- 1937 US Theatrical Poster
- Directed by: Anatole Litvak
- Written by: Casey Robinson Jacques Deval (play) Robert E. Sherwood
- Produced by: Anatole Litvak
- Starring: Claudette Colbert Charles Boyer Basil Rathbone Anita Louise
- Cinematography: Charles Lang
- Edited by: Henri Rust
- Music by: Max Steiner
- Production company: Warner Bros. Pictures
- Distributed by: Warner Bros. Pictures
- Release date: December 25, 1937;
- Running time: 98 minutes
- Country: United States
- Language: English

= Tovarich (film) =

1937 film

Tovarich (the Russian word for "comrade" or "friend") is a 1937 American comedy film directed by Anatole Litvak, based on the 1935 play by Robert E. Sherwood, which in turn was based on the 1933 French play Tovaritch by Jacques Deval. It was produced by Litvak through Warner Bros., with Robert Lord as associate producer and Hal B. Wallis and Jack L. Warner as executive producers. The screenplay was by Casey Robinson from the French play by Jacques Deval adapted into English by Robert E. Sherwood. The music score was by Max Steiner and the cinematography by Charles Lang.

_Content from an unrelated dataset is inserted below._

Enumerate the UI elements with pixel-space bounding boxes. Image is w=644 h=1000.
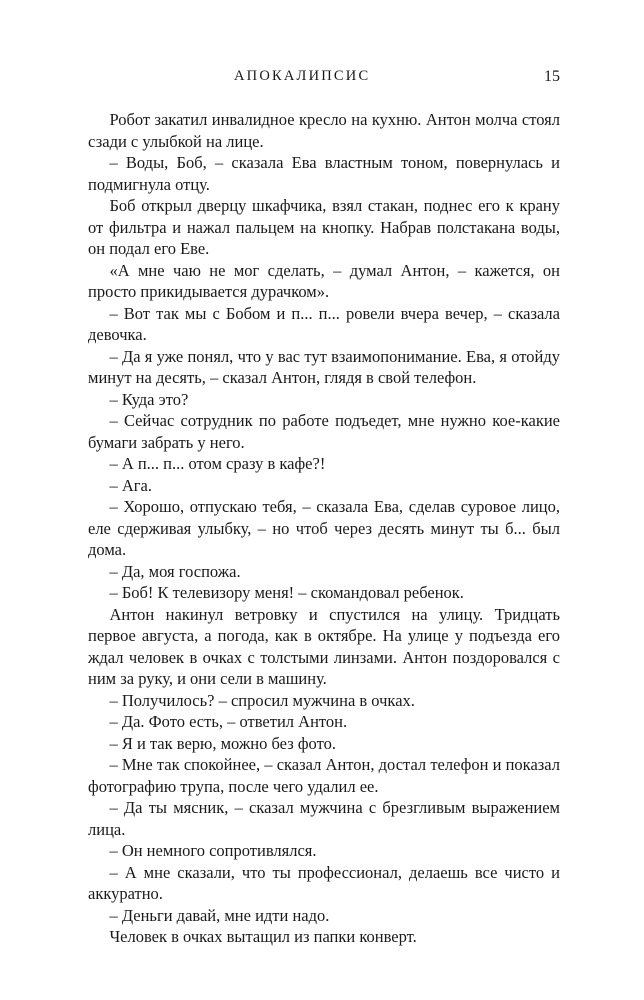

The film stars Claudette Colbert and Charles Boyer with Basil Rathbone, Anita Louise, Melville Cooper, Isabel Jeans, Morris Carnovsky and Curt Bois in his American debut role.

==Plot==
Russian Prince Mikail Alexandrovitch Ouratieff (Charles Boyer) and his wife, Grand Duchess Tatiana Petrovna (Claudette Colbert) flee from the Russian Revolution to Paris with the Czar's fortune, which he has entrusted to them for safekeeping. They keep the money in a bank, faithfully refusing to spend any of it for themselves. Then, destitute, they are forced to take jobs under false identities as butler and maid in the household of wealthy Charles Dupont (Melville Cooper), his wife Fermonde (Isabel Jeans), and their children, Helene (Anita Louise) and Georges (Maurice Murphy). After a shaky start, the servants gradually endear themselves to their employers. However, their secret is finally exposed when one of the guests at a dinner party, Madame Chauffourier-Dubleff (Doris Lloyd), recognises them.

==Cast==
- Claudette Colbert as Grand Duchess Tatiana Petrovna Romanov
- Charles Boyer as Prince Mikail Alexandrovitch Ouratieff
- Basil Rathbone as Commissar Dimitri Gorotchenko
- Anita Louise as Helene Dupont
- Melville Cooper as Charles Dupont
- Isabel Jeans as Hermonde Dupont
- Morris Carnovsky as Chauffourier Dubieff
- Victor Kilian as Gendarme
- Maurice Murphy as Georges Dupont
- Gregory Gaye as Count Frederic Brekenski
- Montagu Love as M. Courtois
- Renie Riano as Madame Courtois
- Fritz Feld as Martelleau
- Doris Lloyd as Madame Chauffourier-Dubleff
- Curt Bois as Alfonso
- Jerry Tucker as Urchin (uncredited)

==Sources==
- The original play by Jacques Deval opened in Paris on 13 October 1933. Robert E. Sherwood's English adaptation opened in London on 24 April 1935 (Melville Cooper reprised his stage role for the movie), and on Broadway on Oct 15, 1936, starring Marta Abba.
- The play was made into the Broadway musical Tovarich (1963) (book by David Shaw, music by Lee Pockriss and lyrics by Anne Croswell) starring Vivien Leigh and Jean-Pierre Aumont. It ran for 264 performances and won Leigh the Tony Award for Best Actress.